Conheceu seu futuro marido, John Frederik Konig, em uma festa do emprego, no
mesmo ano. Ele estava lá porque um amigo seu também trabalhava no local. Em
1951, ele se mudou para o Brasil - era engenheiro formado, e já havia vivido no
Brasil em sua infância – mas Nanette permaneceu na Inglaterra. Continuaram a
namorar, se comunicando através de cartas. Em 1953, se casaram e Nanette se mudou
para São Paulo, com ele.
Após morar no
Brasil por alguns anos, se mudaram para os Estados Unidos e, mais tarde, para
vários outros países da América Latina, antes de fixar residência, de vez, em
São Paulo novamente. Tiveram três filhos (hoje, apenas um ainda vive aqui),
seis netos, e o terceiro bisneto está a caminho. Nanette, nos primeiros anos de
sua volta para cá, era dona de casa. Com o passar do tempo e o crescimento dos
filhos – que estavam com, mais ou menos, a idade que ela tinha ao ser levada
para Westerbork –, ela me conta que começou a se sentir sufocada por uma
necessidade de alertar as pessoas sobre o que aconteceu com ela, para que isso
não se repetisse novamente. Passou a dar palestras em escolas e eventos
específicos sobre o holocausto.

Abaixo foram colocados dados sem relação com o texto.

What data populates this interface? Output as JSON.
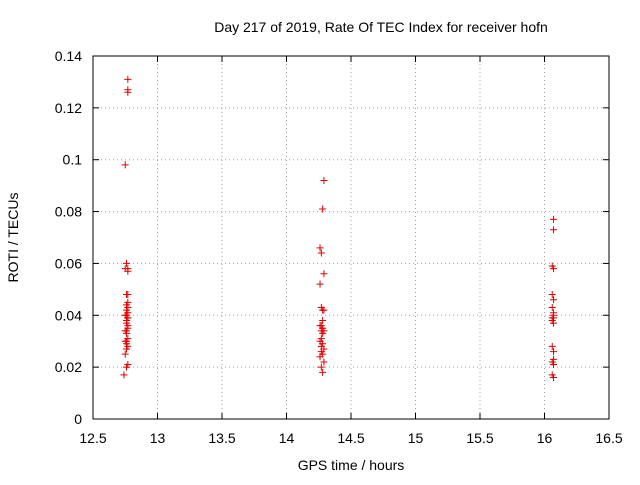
{
  "chart_data": {
    "type": "scatter",
    "title": "Day 217 of 2019, Rate Of TEC Index for receiver hofn",
    "xlabel": "GPS time / hours",
    "ylabel": "ROTI / TECUs",
    "xlim": [
      12.5,
      16.5
    ],
    "ylim": [
      0,
      0.14
    ],
    "xticks": [
      12.5,
      13,
      13.5,
      14,
      14.5,
      15,
      15.5,
      16,
      16.5
    ],
    "yticks": [
      0,
      0.02,
      0.04,
      0.06,
      0.08,
      0.1,
      0.12,
      0.14
    ],
    "xtick_labels": [
      "12.5",
      "13",
      "13.5",
      "14",
      "14.5",
      "15",
      "15.5",
      "16",
      "16.5"
    ],
    "ytick_labels": [
      "0",
      "0.02",
      "0.04",
      "0.06",
      "0.08",
      "0.1",
      "0.12",
      "0.14"
    ],
    "grid": true,
    "marker": "+",
    "marker_color": "#e00000",
    "series": [
      {
        "name": "ROTI",
        "x": [
          12.77,
          12.77,
          12.77,
          12.75,
          12.76,
          12.75,
          12.77,
          12.77,
          12.77,
          12.76,
          12.77,
          12.76,
          12.77,
          12.76,
          12.77,
          12.75,
          12.76,
          12.77,
          12.77,
          12.76,
          12.76,
          12.77,
          12.77,
          12.76,
          12.75,
          12.76,
          12.77,
          12.75,
          12.76,
          12.76,
          12.77,
          12.76,
          12.75,
          12.77,
          12.76,
          12.74,
          14.29,
          14.28,
          14.26,
          14.27,
          14.29,
          14.26,
          14.27,
          14.28,
          14.29,
          14.28,
          14.27,
          14.26,
          14.28,
          14.27,
          14.29,
          14.28,
          14.27,
          14.26,
          14.28,
          14.27,
          14.29,
          14.27,
          14.28,
          14.26,
          14.29,
          14.27,
          14.28,
          16.07,
          16.07,
          16.06,
          16.07,
          16.06,
          16.07,
          16.06,
          16.07,
          16.07,
          16.06,
          16.07,
          16.06,
          16.07,
          16.06,
          16.07,
          16.07,
          16.06,
          16.07,
          16.06,
          16.07
        ],
        "y": [
          0.131,
          0.127,
          0.126,
          0.098,
          0.06,
          0.058,
          0.058,
          0.057,
          0.048,
          0.048,
          0.045,
          0.044,
          0.043,
          0.042,
          0.041,
          0.04,
          0.04,
          0.039,
          0.039,
          0.038,
          0.037,
          0.036,
          0.035,
          0.034,
          0.034,
          0.033,
          0.031,
          0.03,
          0.03,
          0.029,
          0.028,
          0.027,
          0.025,
          0.021,
          0.02,
          0.017,
          0.092,
          0.081,
          0.066,
          0.064,
          0.056,
          0.052,
          0.043,
          0.042,
          0.042,
          0.038,
          0.036,
          0.036,
          0.035,
          0.034,
          0.034,
          0.033,
          0.031,
          0.03,
          0.029,
          0.028,
          0.027,
          0.026,
          0.025,
          0.024,
          0.022,
          0.02,
          0.018,
          0.077,
          0.073,
          0.059,
          0.058,
          0.048,
          0.046,
          0.043,
          0.041,
          0.04,
          0.039,
          0.039,
          0.038,
          0.037,
          0.028,
          0.026,
          0.023,
          0.022,
          0.021,
          0.017,
          0.016
        ]
      }
    ]
  }
}
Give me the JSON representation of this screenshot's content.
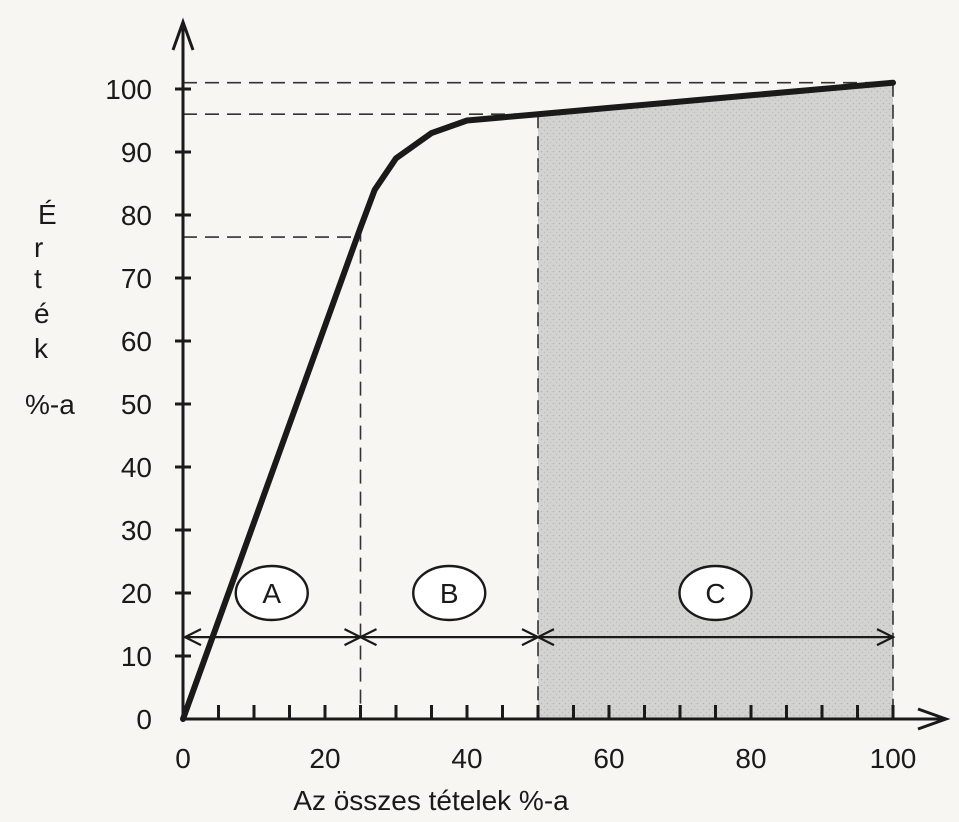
{
  "chart_data": {
    "type": "line",
    "xlabel": "Az összes tételek %-a",
    "ylabel_lines": [
      "É",
      "r",
      "t",
      "é",
      "k",
      "%-a"
    ],
    "x_ticks": [
      0,
      20,
      40,
      60,
      80,
      100
    ],
    "y_ticks": [
      0,
      10,
      20,
      30,
      40,
      50,
      60,
      70,
      80,
      90,
      100
    ],
    "xlim": [
      0,
      100
    ],
    "ylim": [
      0,
      100
    ],
    "series": [
      {
        "x": [
          0,
          25,
          27,
          30,
          35,
          40,
          45,
          50,
          60,
          70,
          80,
          90,
          100
        ],
        "y": [
          0,
          78,
          84,
          89,
          93,
          95,
          95.5,
          96,
          97,
          98,
          99,
          100,
          101
        ]
      }
    ],
    "guides": {
      "horizontal": [
        101,
        96,
        76.5
      ],
      "vertical": [
        25,
        50,
        100
      ]
    },
    "shaded_region": {
      "x_from": 50,
      "x_to": 100,
      "color": "#cfcfcf"
    },
    "zones": [
      {
        "label": "A",
        "from": 0,
        "to": 25
      },
      {
        "label": "B",
        "from": 25,
        "to": 50
      },
      {
        "label": "C",
        "from": 50,
        "to": 100
      }
    ],
    "zone_arrow_y": 13
  }
}
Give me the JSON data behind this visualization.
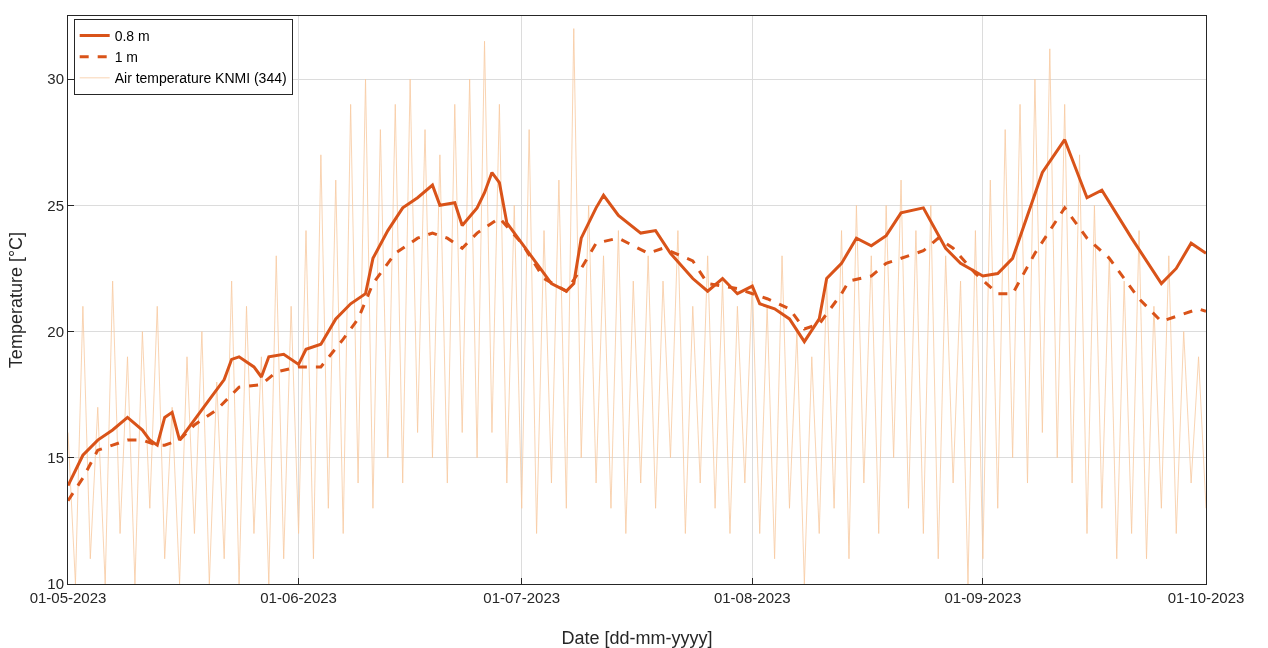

Ela diz que sabe que, muitas vezes, as pessoas
sentem mais curiosidade em saber sua história por ter conhecido Anne Frank, mas
acredita que, mesmo assim, essa curiosidade é válida para abrir portas sobre a
realidade da época. Viaja o mundo inteiro contando a sua vida. O único evento
ao qual se recusou a ir foi no dia de abertura do memorial de Bergen-Belsen –
nunca mais foi a essa região, apesar de ainda viajar para a Alemanha e para a Holanda
–, pois ainda tinha lembranças muito fortes do local, que não conseguiu
esquecer. Ela também, em suas palestras, faz questão de conversar com os jovens
– maioria do público – sobre eventos atuais que acontecem em seus países. “Os
jovens tem que procurar entender a política do país onde vivem, o que acontece
com as minorias, pois, quando o país entra em uma situação economicamente
difícil, acontece o que aconteceu na Europa”, diz.